Jan 01, 2014 (LBO) – Sri Lanka’s stocks rose 4.78 percent in 2013 with companies raising over 100 billion rupees in debt and equity, as foreign investors bought into the markets for the second year in a row.
In Japan stock surged 52 percent driven by money printing and China fell 6.8 percent as largely state-led credit bubble burst.
There was a broad recovery in Western markets with the recovering US up 30 percent and even troubled Greece up 24 percent.
In Sri Lanka stock values rose 13.4 percent to 2,460 billion rupees up from 2,167 billion rupees a year earlier.
Foreign investors who dumped stocks in the bubble years are now returning to Sri Lanka being net buyers for the second year in a row.

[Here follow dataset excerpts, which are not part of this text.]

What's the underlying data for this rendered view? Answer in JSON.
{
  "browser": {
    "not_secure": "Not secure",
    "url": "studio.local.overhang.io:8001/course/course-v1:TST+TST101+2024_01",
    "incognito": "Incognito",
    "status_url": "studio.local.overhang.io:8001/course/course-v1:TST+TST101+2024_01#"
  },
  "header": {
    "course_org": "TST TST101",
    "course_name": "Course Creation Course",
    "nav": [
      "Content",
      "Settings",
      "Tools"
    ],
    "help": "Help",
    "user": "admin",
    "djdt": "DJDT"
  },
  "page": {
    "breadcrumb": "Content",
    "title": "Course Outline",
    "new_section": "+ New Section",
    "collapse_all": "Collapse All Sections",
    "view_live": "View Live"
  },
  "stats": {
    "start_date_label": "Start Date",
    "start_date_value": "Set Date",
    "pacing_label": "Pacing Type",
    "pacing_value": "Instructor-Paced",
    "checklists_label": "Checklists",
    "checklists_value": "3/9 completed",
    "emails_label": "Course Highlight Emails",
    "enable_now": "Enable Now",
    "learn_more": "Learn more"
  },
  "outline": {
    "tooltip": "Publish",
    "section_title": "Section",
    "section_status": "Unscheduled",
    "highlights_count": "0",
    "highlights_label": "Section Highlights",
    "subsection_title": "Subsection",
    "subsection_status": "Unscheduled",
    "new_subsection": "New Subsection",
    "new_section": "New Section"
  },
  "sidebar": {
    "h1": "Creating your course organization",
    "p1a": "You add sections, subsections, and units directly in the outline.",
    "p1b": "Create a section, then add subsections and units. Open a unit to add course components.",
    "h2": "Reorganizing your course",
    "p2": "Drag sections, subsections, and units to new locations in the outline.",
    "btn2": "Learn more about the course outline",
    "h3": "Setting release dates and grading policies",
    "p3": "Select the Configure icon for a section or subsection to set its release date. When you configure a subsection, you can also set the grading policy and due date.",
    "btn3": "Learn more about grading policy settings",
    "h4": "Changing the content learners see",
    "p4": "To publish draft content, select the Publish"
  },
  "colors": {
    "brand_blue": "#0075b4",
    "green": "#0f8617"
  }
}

Foreigners pumped in 34.1 billion rupees to Sri Lanka stocks in 2013, down from 40.2 billion rupees in 2012.
There was a non-market-driven surge of corporate debt triggered by a one-off state intervention where unprecedented tax breaks were given to listed bond holders. Among the largest purchasers of the tax free bonds were banks.
Listed Firms raised 68.3 billion rupees from 28 bond issues up from 12.5 billion rupees a year earlier.
Companies have raised 119.4 billion rupees from the capital market, topping last year's 29.58 billion rupees.
Sri Lanka's market gain comes amid as the island recovers from a balance of payments crisis triggered by state energy subsidies financed by bank debt which worsened a credit bubble.
In 2011 the benchmark All Share Index fell 7.1 percent on top of a 8.5 percent fall a year earlier as a credit bubble burst.
Sri Lanka's S&P SL20 index of large liquid firms which replaced two firms to rebalance the index this month reported a 5.79 percent growth.
According to stock exchange data 57 companies have showed a total return in excess of 15 percent in 2013, 26 companies have returned above 30 percent.
The beverage, food and tobacco sector has climbed up to top with 28.01 percent growth over the last year while power and energy sector recording a 19.51 percent growth.
Information technology performed worst, falling 27.33 percent. The trading sector fell 21.39 percent.
Japanese stocks rose 52 percent driven by the so-called 'Abenomics' money printing exercise, where its negative fallouts are expected to hit the economy in the future.
Already inflation is up and the currency is down hurting savings of Japan's ageing population, though the real burden of heavy state debt is falling at their expense.
Mumbai's BSE Index was up 9.0 percent, Shanghai's Composite Index was down 6.8 percent with a price earnings ratio of 8.1 times according to Bloomberg data.
China is recovering from a credit bubble, partly worsened by state-led 'stimulus' in the wake of the global financial crisis, which has increased mal-investments by state connected entities.
Germany's DAX index rose 23 percent, France's CAC index rose 18 percent, Spain's IBEX rose 21 percent. Greek stocks rose 24 percent. America's S&P 500 rose 30 percent.